L'opposition dit "non" au couvre-feu d'Ouffet qu'elle qualifie d'inacceptable : elle préconise plutôt le dialogue avec les jeunes
Les riverains se plaignaient des nuisances provoquées par les jeunes gens. Ceux qui, le soir venus, se regroupaient en différents lieux de la commune d'Ouffet.

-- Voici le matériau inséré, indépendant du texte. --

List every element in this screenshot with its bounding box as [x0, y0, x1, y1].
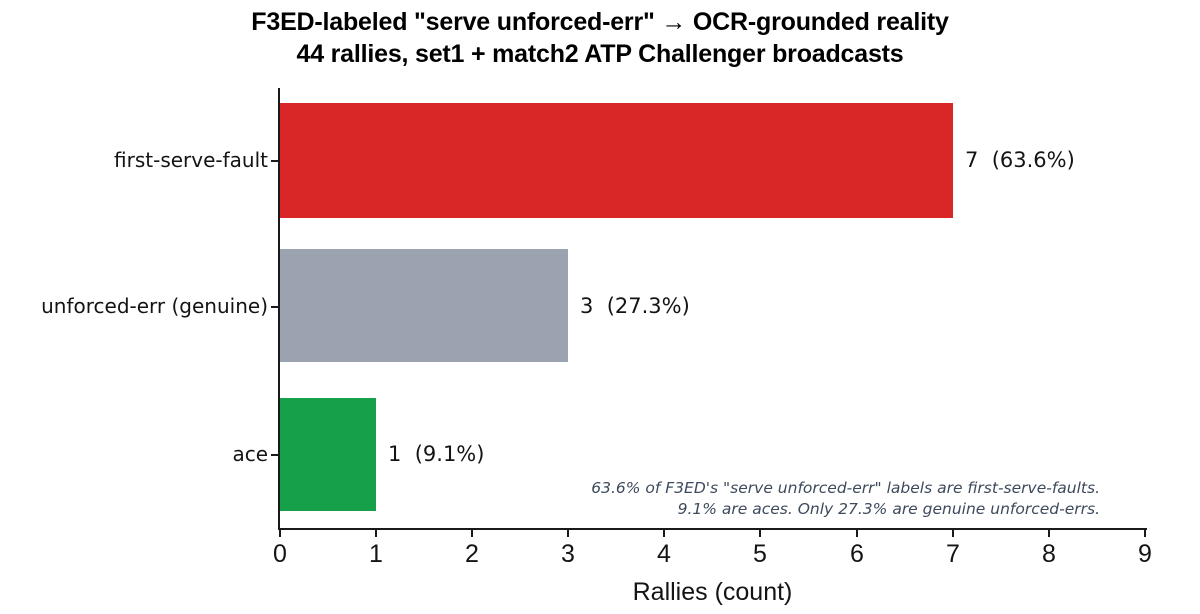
y-tick-label-unforced-err-genuine: unforced-err (genuine): [10, 294, 268, 318]
chart-annotation: 63.6% of F3ED's "serve unforced-err" lab…: [400, 478, 1100, 520]
x-tick-label-3: 3: [561, 540, 575, 569]
x-axis-spine: [278, 528, 1147, 530]
annotation-line-2: 9.1% are aces. Only 27.3% are genuine un…: [400, 499, 1100, 520]
annotation-line-1: 63.6% of F3ED's "serve unforced-err" lab…: [400, 478, 1100, 499]
x-axis-label: Rallies (count): [280, 578, 1145, 607]
x-tick-mark-0: [279, 528, 281, 537]
x-tick-mark-3: [567, 528, 569, 537]
plot-area: 7 (63.6%) 3 (27.3%) 1 (9.1%) 0 1 2 3 4 5…: [280, 88, 1145, 528]
chart-figure: F3ED-labeled "serve unforced-err" → OCR-…: [0, 0, 1200, 614]
chart-title: F3ED-labeled "serve unforced-err" → OCR-…: [0, 6, 1200, 70]
bar-unforced-err-genuine: [280, 249, 568, 362]
x-tick-label-7: 7: [946, 540, 960, 569]
bar-ace: [280, 398, 376, 511]
x-tick-label-8: 8: [1042, 540, 1056, 569]
x-tick-label-1: 1: [369, 540, 383, 569]
y-tick-mark-2: [271, 454, 279, 456]
x-tick-label-0: 0: [273, 540, 287, 569]
x-tick-mark-2: [471, 528, 473, 537]
x-tick-mark-8: [1048, 528, 1050, 537]
x-tick-label-2: 2: [465, 540, 479, 569]
x-tick-label-6: 6: [850, 540, 864, 569]
x-tick-label-5: 5: [753, 540, 767, 569]
x-tick-label-9: 9: [1138, 540, 1152, 569]
bar-value-label-ace: 1 (9.1%): [388, 442, 484, 466]
chart-title-line-2: 44 rallies, set1 + match2 ATP Challenger…: [0, 38, 1200, 70]
y-tick-mark-0: [271, 160, 279, 162]
x-tick-mark-6: [856, 528, 858, 537]
y-tick-label-first-serve-fault: first-serve-fault: [10, 148, 268, 172]
y-tick-label-ace: ace: [10, 442, 268, 466]
x-tick-mark-4: [663, 528, 665, 537]
x-tick-mark-9: [1144, 528, 1146, 537]
bar-value-label-unforced-err-genuine: 3 (27.3%): [580, 294, 690, 318]
chart-title-line-1: F3ED-labeled "serve unforced-err" → OCR-…: [0, 6, 1200, 38]
x-tick-label-4: 4: [657, 540, 671, 569]
y-tick-mark-1: [271, 306, 279, 308]
x-tick-mark-5: [759, 528, 761, 537]
bar-value-label-first-serve-fault: 7 (63.6%): [965, 148, 1075, 172]
bar-first-serve-fault: [280, 103, 953, 218]
x-tick-mark-1: [375, 528, 377, 537]
x-tick-mark-7: [952, 528, 954, 537]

Vendredi dernier, la bourgmestre ouffetoise Caroline Cassart prenait un arrêté interdisant tout rassemblement de plus de trois personnes en trois lieux de la commune et ce, jusque fin août. Sur le parking du cimetière d'Ouffet, à l'Agora et ses abords ainsi que sur le parking situé au carrefour de la rue de Hody et de la chaussée de Huy. La consommation d'alcool y est désormais aussi interdite jusqu'au 30 août. Une durée qui peut même être prolongée.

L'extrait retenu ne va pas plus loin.